Une étincelle entre deux épées
1Dernier des douze cours de Foucault parus aux éditions des Hautes Études depuis 1997 (et inaugurés par Il faut défendre la société1), les Leçons sur la volonté de savoir rassemblent les cours prononcés par le philosophe lors de sa première année au Collège de France où il fut élu en 1970 sur une chaire intitulée par lui‑même Histoire des systèmes de pensée. Le livre présente la singularité d’avoir été établi sur le manuscrit préparatoire puisque, à la différence des autres cours, celui‑ci ne fut pas enregistré. Il porte un titre très proche du premier volume de L’Histoire de la sexualité, paru en 1976 et qui renversait « l’hypothèse répressive » pour montrer comment la sexualité était devenue matière à discours, objet d’une scientia sexualis.
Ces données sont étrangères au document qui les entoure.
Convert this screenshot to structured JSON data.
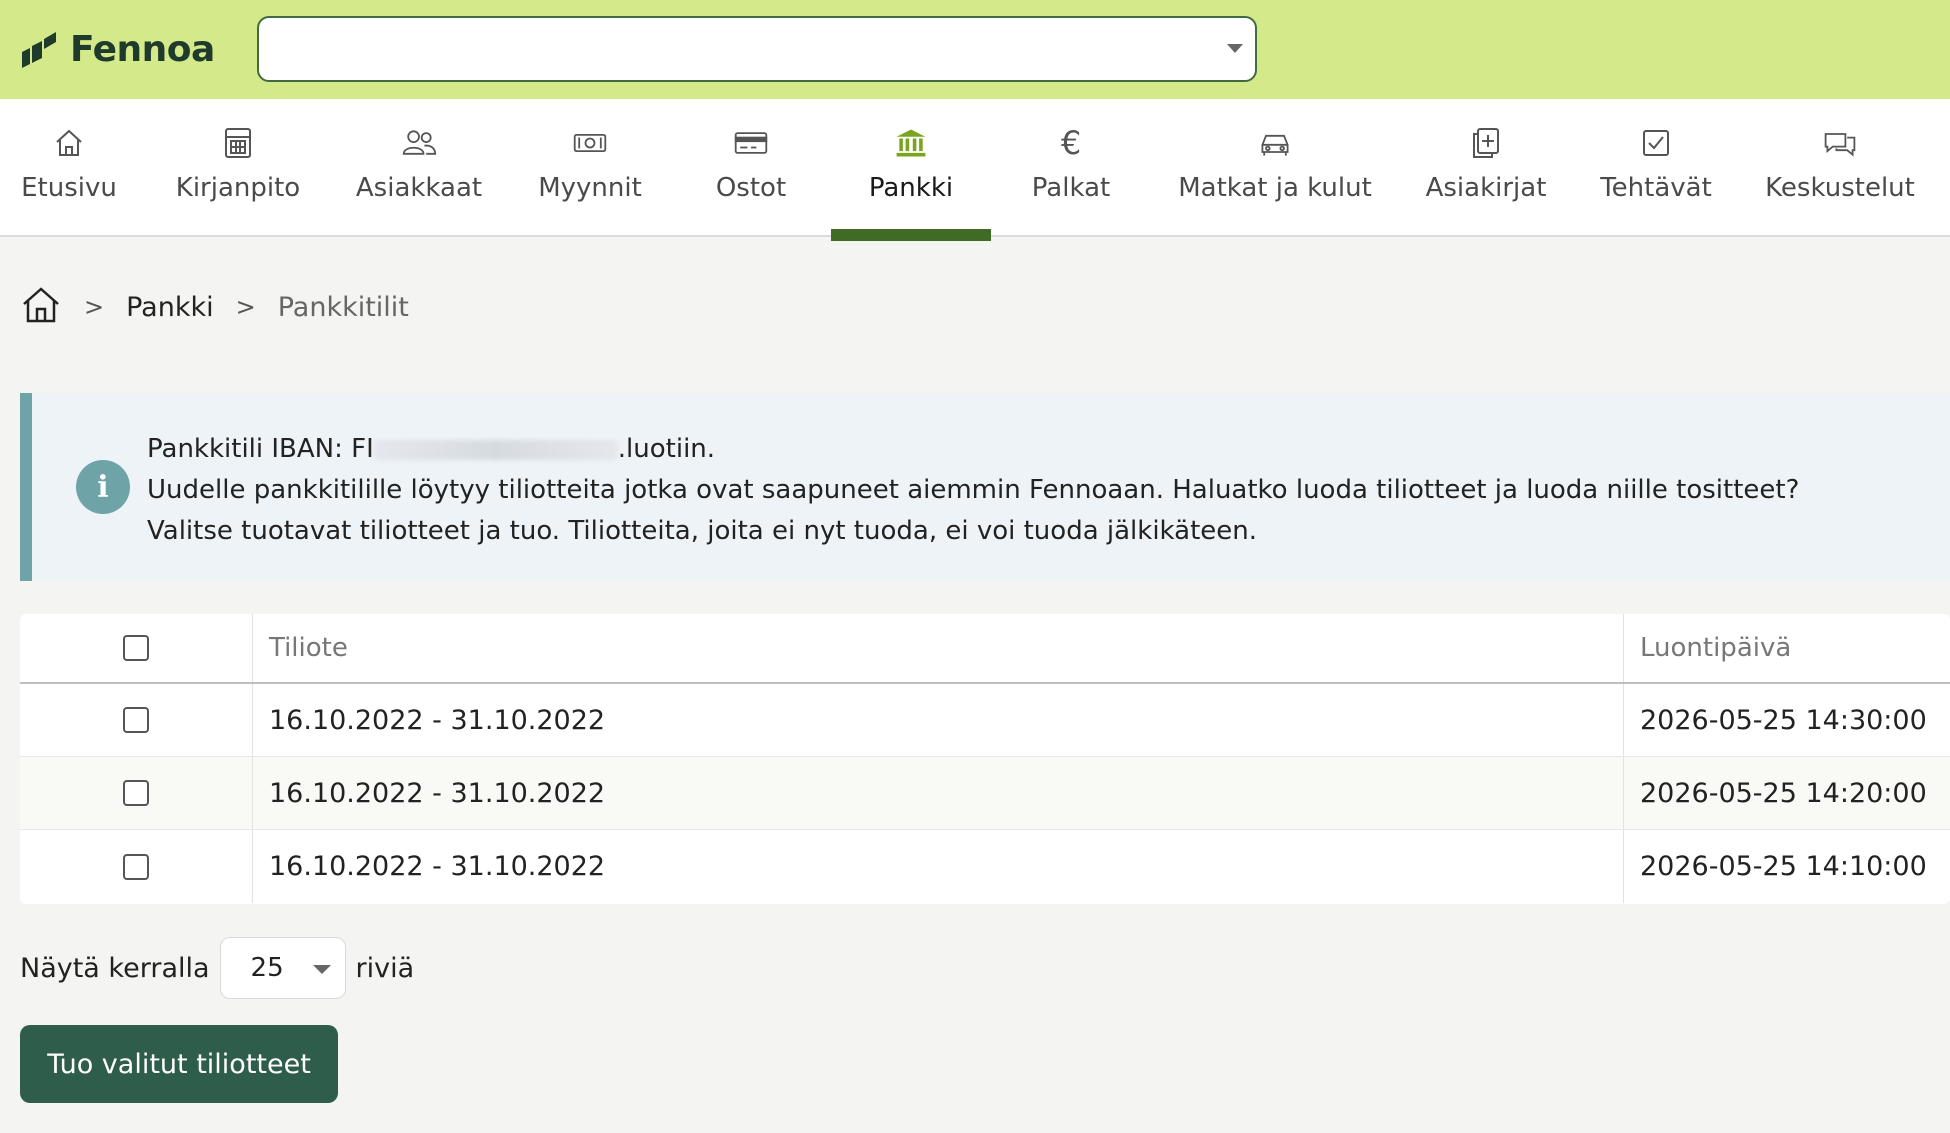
{
  "brand": {
    "name": "Fennoa"
  },
  "company_select": {
    "value": ""
  },
  "nav": [
    {
      "label": "Etusivu",
      "icon": "home-icon"
    },
    {
      "label": "Kirjanpito",
      "icon": "calculator-icon"
    },
    {
      "label": "Asiakkaat",
      "icon": "users-icon"
    },
    {
      "label": "Myynnit",
      "icon": "banknote-icon"
    },
    {
      "label": "Ostot",
      "icon": "credit-card-icon"
    },
    {
      "label": "Pankki",
      "icon": "bank-icon",
      "active": true
    },
    {
      "label": "Palkat",
      "icon": "euro-icon"
    },
    {
      "label": "Matkat ja kulut",
      "icon": "car-icon"
    },
    {
      "label": "Asiakirjat",
      "icon": "documents-add-icon"
    },
    {
      "label": "Tehtävät",
      "icon": "checkbox-icon"
    },
    {
      "label": "Keskustelut",
      "icon": "chat-icon"
    }
  ],
  "breadcrumb": {
    "sep": ">",
    "items": [
      "Pankki",
      "Pankkitilit"
    ]
  },
  "info": {
    "line1_prefix": "Pankkitili IBAN: FI",
    "line1_suffix": ".luotiin.",
    "line2": "Uudelle pankkitilille löytyy tiliotteita jotka ovat saapuneet aiemmin Fennoaan. Haluatko luoda tiliotteet ja luoda niille tositteet?",
    "line3": "Valitse tuotavat tiliotteet ja tuo. Tiliotteita, joita ei nyt tuoda, ei voi tuoda jälkikäteen."
  },
  "table": {
    "columns": [
      "Tiliote",
      "Luontipäivä"
    ],
    "rows": [
      {
        "tiliote": "16.10.2022 - 31.10.2022",
        "luontipaiva": "2026-05-25 14:30:00"
      },
      {
        "tiliote": "16.10.2022 - 31.10.2022",
        "luontipaiva": "2026-05-25 14:20:00"
      },
      {
        "tiliote": "16.10.2022 - 31.10.2022",
        "luontipaiva": "2026-05-25 14:10:00"
      }
    ]
  },
  "pagesize": {
    "prefix": "Näytä kerralla",
    "value": "25",
    "suffix": "riviä"
  },
  "import_button": {
    "label": "Tuo valitut tiliotteet"
  },
  "colors": {
    "topbar": "#d3e98a",
    "accent": "#3f6b25",
    "button": "#2f5d4c",
    "info_border": "#6ea3a8"
  }
}
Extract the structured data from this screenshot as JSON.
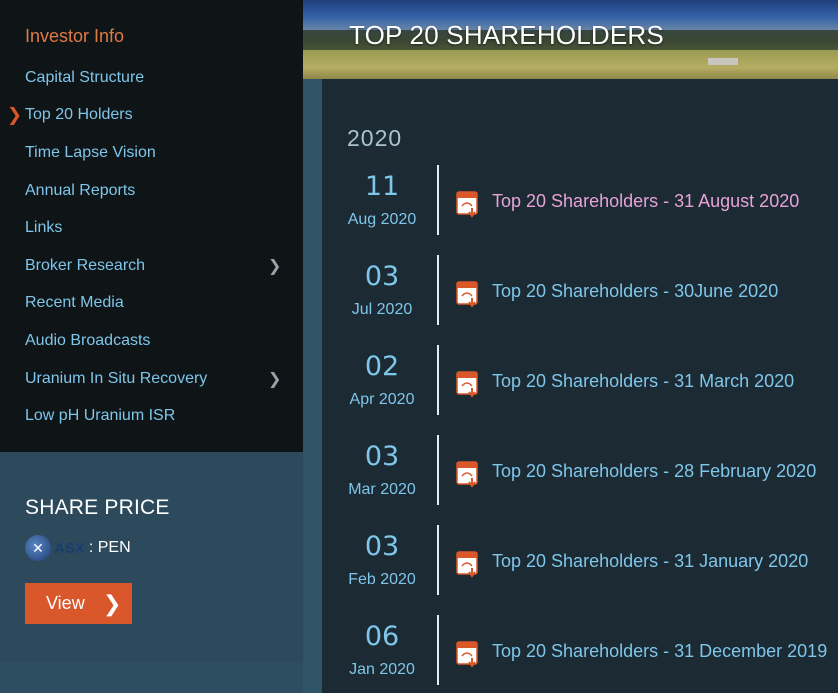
{
  "sidebar": {
    "heading": "Investor Info",
    "items": [
      {
        "label": "Capital Structure"
      },
      {
        "label": "Top 20 Holders",
        "active_marker": "❯"
      },
      {
        "label": "Time Lapse Vision"
      },
      {
        "label": "Annual Reports"
      },
      {
        "label": "Links"
      },
      {
        "label": "Broker Research",
        "submenu_marker": "❯"
      },
      {
        "label": "Recent Media"
      },
      {
        "label": "Audio Broadcasts"
      },
      {
        "label": "Uranium In Situ Recovery",
        "submenu_marker": "❯"
      },
      {
        "label": "Low pH Uranium ISR"
      }
    ]
  },
  "share_price": {
    "title": "SHARE PRICE",
    "exchange_logo_text": "ASX",
    "code": ": PEN",
    "view_button": "View",
    "view_chevron": "❯"
  },
  "banner": {
    "title": "TOP 20 SHAREHOLDERS"
  },
  "year": "2020",
  "entries": [
    {
      "day": "11",
      "month": "Aug 2020",
      "title": "Top 20 Shareholders - 31 August 2020",
      "visited": true
    },
    {
      "day": "03",
      "month": "Jul 2020",
      "title": " Top 20 Shareholders - 30June 2020",
      "visited": false
    },
    {
      "day": "02",
      "month": "Apr 2020",
      "title": "Top 20 Shareholders - 31 March 2020",
      "visited": false
    },
    {
      "day": "03",
      "month": "Mar 2020",
      "title": "Top 20 Shareholders - 28 February 2020",
      "visited": false
    },
    {
      "day": "03",
      "month": "Feb 2020",
      "title": "Top 20 Shareholders - 31 January 2020",
      "visited": false
    },
    {
      "day": "06",
      "month": "Jan 2020",
      "title": "Top 20 Shareholders - 31 December 2019",
      "visited": false
    }
  ],
  "colors": {
    "accent": "#d9572a",
    "link": "#7ec6ea",
    "visited_link": "#e7a3d7",
    "sidebar_bg": "#0f1417",
    "panel_bg": "#2c4a5c",
    "main_bg": "#1c2a33"
  },
  "icons": {
    "entry_icon": "pdf-download-icon"
  }
}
2En 1970, le projet du cours est à la fois plus large et plus originaire, il n’affiche pas d’abord de terrain propre. Foucault, qui entend reconstituer une « morphologie de la volonté de savoir», s’occupe de « définir son rôle dans une histoire des systèmes de pensée ; de fixer, au moins à titre provisoire, un modèle initial d’analyse ; d’en éprouver l’efficacité sur un premier lot d’exemples» (résumé du cours p. 217). Et d’observer que l’analyse de la volonté de savoir disposant de « peu d’instruments» (ceux de la psychanalyse sur les positions du sujet dans le désir lui semblent trop « rudimentaires») — il faut donc constituer ces instruments pour lesquels Foucault trouve deux « modèles » dans l’histoire de la philosophie : le premier, aristotélicien, est analysé à partir des premières lignes de La Métaphysique consacrées au lien entre la sensation et le plaisir dans le désir de connaissance. Ce texte que Foucault qualifie d’«opérateur philosophique» (p. 7) — il en est d’autres dans l’histoire de la philosophie, ajoute‑t‑il —, il l’étudie, avec L’Éthique à Nicomaque, notamment du point de vue du bonheur, et en lit quelque chose comme une « remise en ordre » chez Spinoza (leçons du 9 et du 16 décembre 1970). Le cours se déploie donc d’abord à travers de grands textes de l’histoire de la philosophie. Une voie provisoire, cependant.
3Le second modèle, emprunté à Nietzsche et développé dans le cours du 16 décembre, fournit en effet un ensemble de « rapports » (entre connaissance, plaisir, désir, volonté) tout différent, qui ouvre la scène d’une conflictualité et d’une haine, d’une connaissance « fondamentalement intéressée », désimpliquée de la vérité, et c’est ce modèle qui, bien loin de la métaphysique classique, va être mis en œuvre dans le cours : « est‑il possible de faire une histoire qui n’aurait pas pour référence un système du sujet et de l’objet — une théorie de la connaissance — mais qui s’adresserait aux événements du savoir et à l’effet de connaissance qui leur serait intérieur ? » (leçon du 6 janvier 1971, p. 31).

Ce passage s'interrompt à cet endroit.